嚴行之垂目間默然將廖世話頭那如錐刺木的五詞十字放在心裡來回琢磨了幾遍,心中茫然情緒慢慢行過。當他再看向廖世時,雖然目光堅定,可語氣中卻多了份遲疑:“行醫遣藥不是兒戲,晚生不敢為了取得拜師資格而勉強回答。事實上,晚生雖然掌握了一部分醫理,然而出診的經驗幾乎是零,對這方面的了悟,只知字面上的意思,在實際的掌握上,經驗很是生澀。”
“面對自己的短處,你倒是很誠實。”廖世的神情不見喜怒,但目光中有一縷讚賞一現即沒,他接著說道:“作為一個醫者,這一點很重要。不會便是不會,需明確的告訴患者,而不是瞞著患者,把患者當作實驗品來為自己並不能掌握的醫術冒險。而作為一個藥師,這一條更應擺在首位。行醫有差錯,還能有挽回的機會,但藥師手裡的一副藥下去,若出差錯,要一個人的命只是喘幾口氣的功夫。”
嚴行之誠懇的點頭說道:“晚生受教了。”
“別怪老頭兒囉嗦頑固,我是個極為怕麻煩的自私之人,從來不願意做得不到收穫的付出,所以才會對你諸多考驗,只是煩於你恐會反悔,半路放棄。
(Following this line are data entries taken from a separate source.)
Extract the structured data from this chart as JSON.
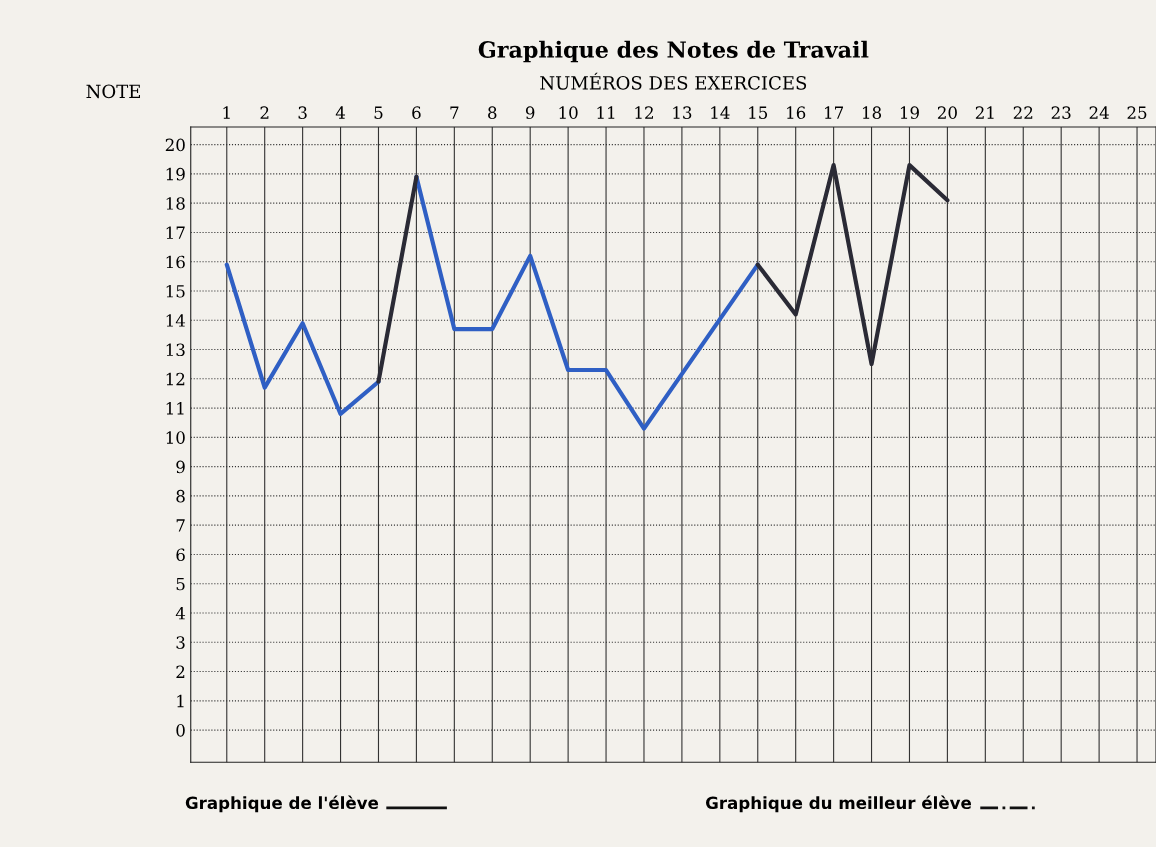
{
  "chart_data": {
    "type": "line",
    "title": "Graphique des Notes de Travail",
    "xlabel": "NUMÉROS DES EXERCICES",
    "ylabel": "NOTE",
    "xlim": [
      0.05,
      25.5
    ],
    "xticks": [
      1,
      2,
      3,
      4,
      5,
      6,
      7,
      8,
      9,
      10,
      11,
      12,
      13,
      14,
      15,
      16,
      17,
      18,
      19,
      20,
      21,
      22,
      23,
      24,
      25
    ],
    "ylim": [
      -1.1,
      20.6
    ],
    "yticks": [
      0,
      1,
      2,
      3,
      4,
      5,
      6,
      7,
      8,
      9,
      10,
      11,
      12,
      13,
      14,
      15,
      16,
      17,
      18,
      19,
      20
    ],
    "grid": true,
    "marker": "none",
    "line_style": "solid",
    "series": [
      {
        "color": "#2f5fc4",
        "x": [
          1,
          2,
          3,
          4,
          5,
          null,
          6,
          7,
          8,
          9,
          10,
          11,
          12,
          15
        ],
        "values": [
          15.9,
          11.7,
          13.9,
          10.8,
          11.9,
          null,
          18.9,
          13.7,
          13.7,
          16.2,
          12.3,
          12.3,
          10.3,
          15.9
        ]
      },
      {
        "color": "#2a2a35",
        "x": [
          5,
          6,
          null,
          15,
          16,
          17,
          18,
          19,
          20
        ],
        "values": [
          11.9,
          18.9,
          null,
          15.9,
          14.2,
          19.3,
          12.5,
          19.3,
          18.1
        ]
      }
    ],
    "annotations": [
      "Graphique de l'élève",
      "Graphique du meilleur élève"
    ]
  }
}
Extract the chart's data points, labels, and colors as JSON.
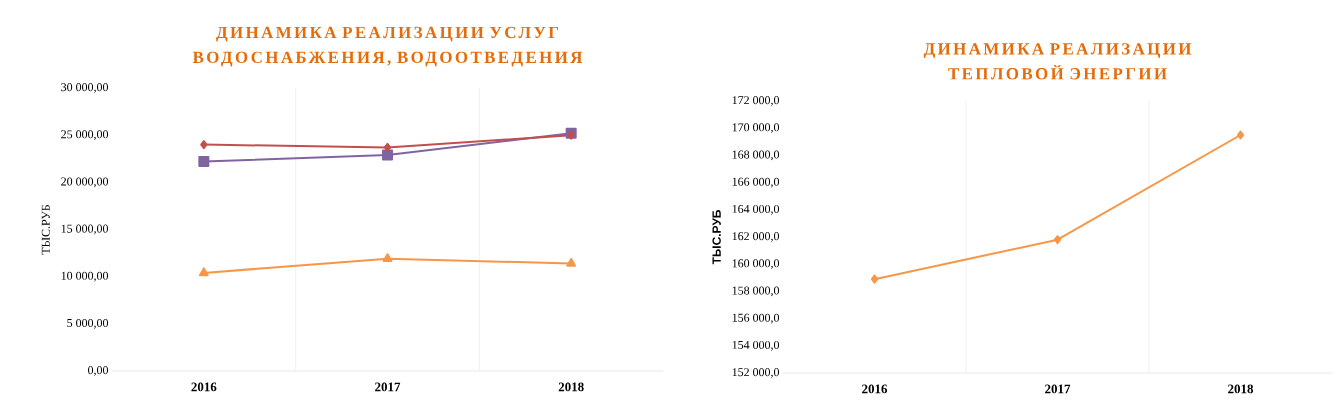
{
  "chart_data": [
    {
      "type": "line",
      "title": "ДИНАМИКА РЕАЛИЗАЦИИ УСЛУГ ВОДОСНАБЖЕНИЯ, ВОДООТВЕДЕНИЯ",
      "ylabel": "ТЫС.РУБ",
      "categories": [
        "2016",
        "2017",
        "2018"
      ],
      "series": [
        {
          "color": "#c0504d",
          "marker": "diamond",
          "values": [
            24000,
            23700,
            25000
          ]
        },
        {
          "color": "#8064a2",
          "marker": "square",
          "values": [
            22200,
            22900,
            25200
          ]
        },
        {
          "color": "#f79646",
          "marker": "triangle",
          "values": [
            10400,
            11900,
            11400
          ]
        }
      ],
      "ylim": [
        0,
        30000
      ],
      "yticks": [
        {
          "value": 0,
          "label": "0,00"
        },
        {
          "value": 5000,
          "label": "5 000,00"
        },
        {
          "value": 10000,
          "label": "10 000,00"
        },
        {
          "value": 15000,
          "label": "15 000,00"
        },
        {
          "value": 20000,
          "label": "20 000,00"
        },
        {
          "value": 25000,
          "label": "25 000,00"
        },
        {
          "value": 30000,
          "label": "30 000,00"
        }
      ],
      "grid": "x"
    },
    {
      "type": "line",
      "title": "ДИНАМИКА РЕАЛИЗАЦИИ ТЕПЛОВОЙ ЭНЕРГИИ",
      "ylabel": "ТЫС.РУБ",
      "categories": [
        "2016",
        "2017",
        "2018"
      ],
      "series": [
        {
          "color": "#f79646",
          "marker": "diamond",
          "values": [
            158900,
            161800,
            169500
          ]
        }
      ],
      "ylim": [
        152000,
        172000
      ],
      "yticks": [
        {
          "value": 152000,
          "label": "152 000,0"
        },
        {
          "value": 154000,
          "label": "154 000,0"
        },
        {
          "value": 156000,
          "label": "156 000,0"
        },
        {
          "value": 158000,
          "label": "158 000,0"
        },
        {
          "value": 160000,
          "label": "160 000,0"
        },
        {
          "value": 162000,
          "label": "162 000,0"
        },
        {
          "value": 164000,
          "label": "164 000,0"
        },
        {
          "value": 166000,
          "label": "166 000,0"
        },
        {
          "value": 168000,
          "label": "168 000,0"
        },
        {
          "value": 170000,
          "label": "170 000,0"
        },
        {
          "value": 172000,
          "label": "172 000,0"
        }
      ],
      "grid": "x"
    }
  ]
}
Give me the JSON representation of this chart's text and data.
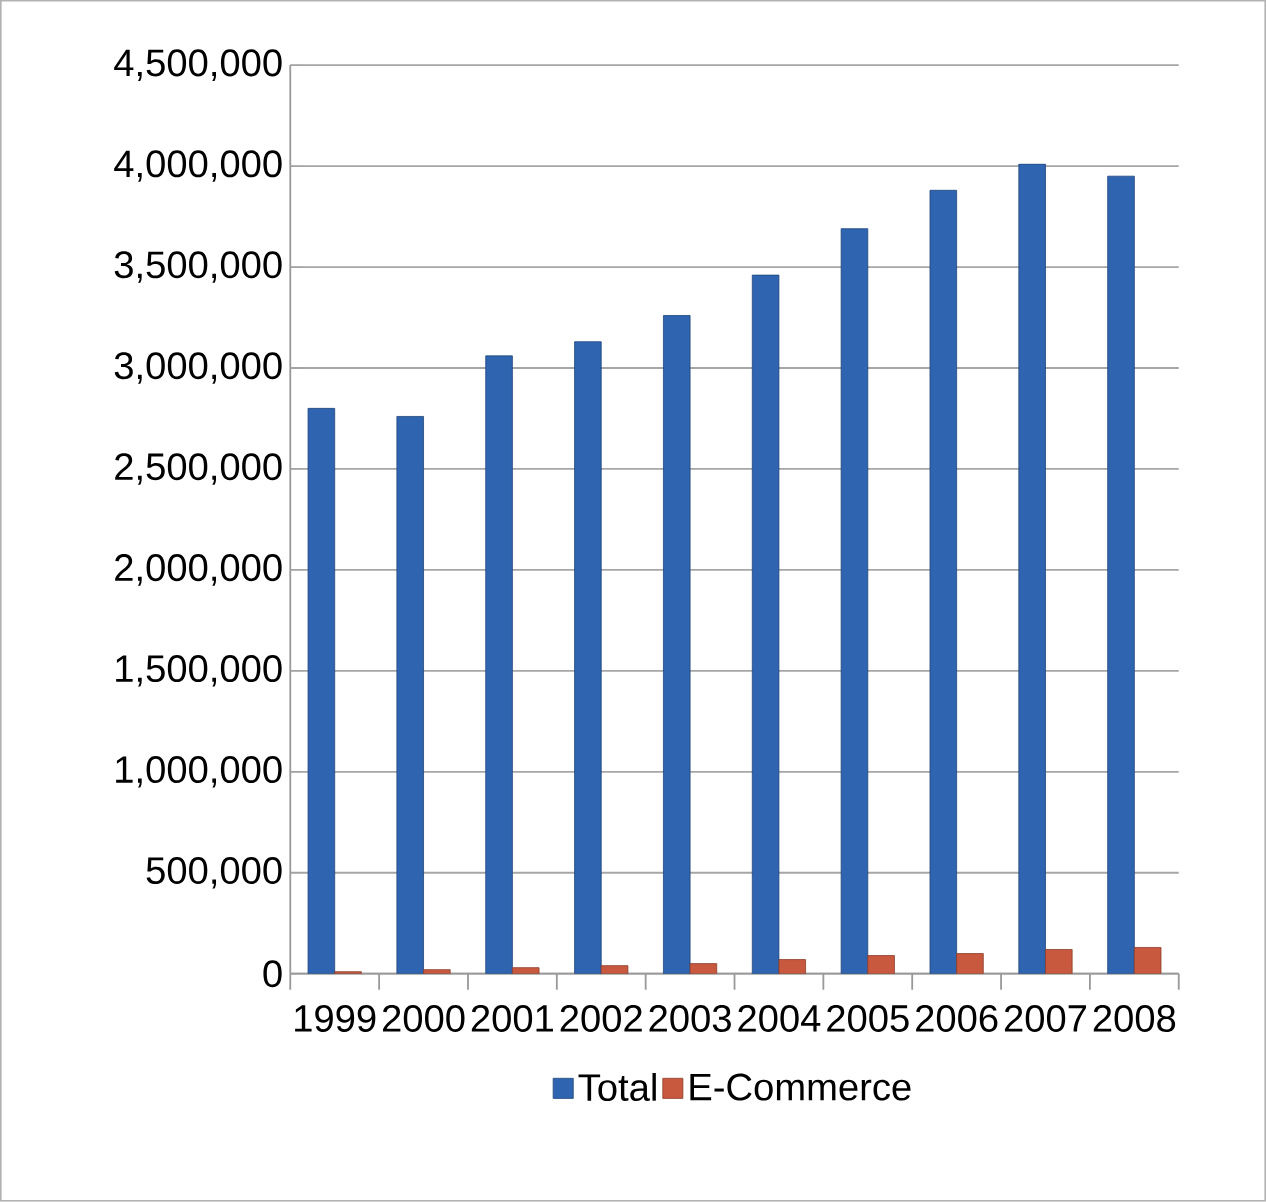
{
  "chart_data": {
    "type": "bar",
    "categories": [
      "1999",
      "2000",
      "2001",
      "2002",
      "2003",
      "2004",
      "2005",
      "2006",
      "2007",
      "2008"
    ],
    "series": [
      {
        "name": "Total",
        "color": "#2e64b0",
        "values": [
          2800000,
          2760000,
          3060000,
          3130000,
          3260000,
          3460000,
          3690000,
          3880000,
          4010000,
          3950000
        ]
      },
      {
        "name": "E-Commerce",
        "color": "#c8583e",
        "values": [
          10000,
          20000,
          30000,
          40000,
          50000,
          70000,
          90000,
          100000,
          120000,
          130000
        ]
      }
    ],
    "ylim": [
      0,
      4500000
    ],
    "yticks": [
      {
        "value": 0,
        "label": "0"
      },
      {
        "value": 500000,
        "label": "500,000"
      },
      {
        "value": 1000000,
        "label": "1,000,000"
      },
      {
        "value": 1500000,
        "label": "1,500,000"
      },
      {
        "value": 2000000,
        "label": "2,000,000"
      },
      {
        "value": 2500000,
        "label": "2,500,000"
      },
      {
        "value": 3000000,
        "label": "3,000,000"
      },
      {
        "value": 3500000,
        "label": "3,500,000"
      },
      {
        "value": 4000000,
        "label": "4,000,000"
      },
      {
        "value": 4500000,
        "label": "4,500,000"
      }
    ],
    "grid": "y",
    "legend": "bottom"
  }
}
”廖世說罷,躊躇了一下後,語氣放柔和了些的又輕聲說道:“以後,你就替我背藥簍子吧!”
這末了輕簡的一句話,卻如一顆石子砸進嚴行之的心湖,石子雖小,激盪起的波瀾卻能散滿整個湖面。
嚴行之先是一怔,旋即明白過來,激動之餘聲音也有些發抖:“師父在上,請受……”
他那作勢欲拜的舉動才有了個抬臂的鋪墊,就被廖世隨手一甩給打亂,接著他手裡那一路都不肯好好揹著或拎著的破篾簍就扔了過來。
嚴行之牢牢接住篾樓,二話不說就甩到了背上揹著,他身旁的隨侍裴印見狀正要幫忙,立即被他一個眼神給頂到一旁去了。
廖世兩手空空的甩袖走到前面,悠然說道:“別那麼快拜,我並不是說就此收你為徒了,你目前只是我的藥童,偶爾幫我打打下手而已。不過你放心,我基本上沒什麼活幹,就是跑腿的功夫多。今後你也別叫我師父,在你家那兩位高人面前,我擔不起這個名聲,就叫我藥師吧!”…
他說到這兒,忽然回頭看了嚴行之一眼,又說道:“不過我得把醜話先放在前頭,此次回去,如果嚴廣有一點反對意見,我立即與你劃清界限,拜師之事再無商量的餘地,今天的約定也立做煙散。”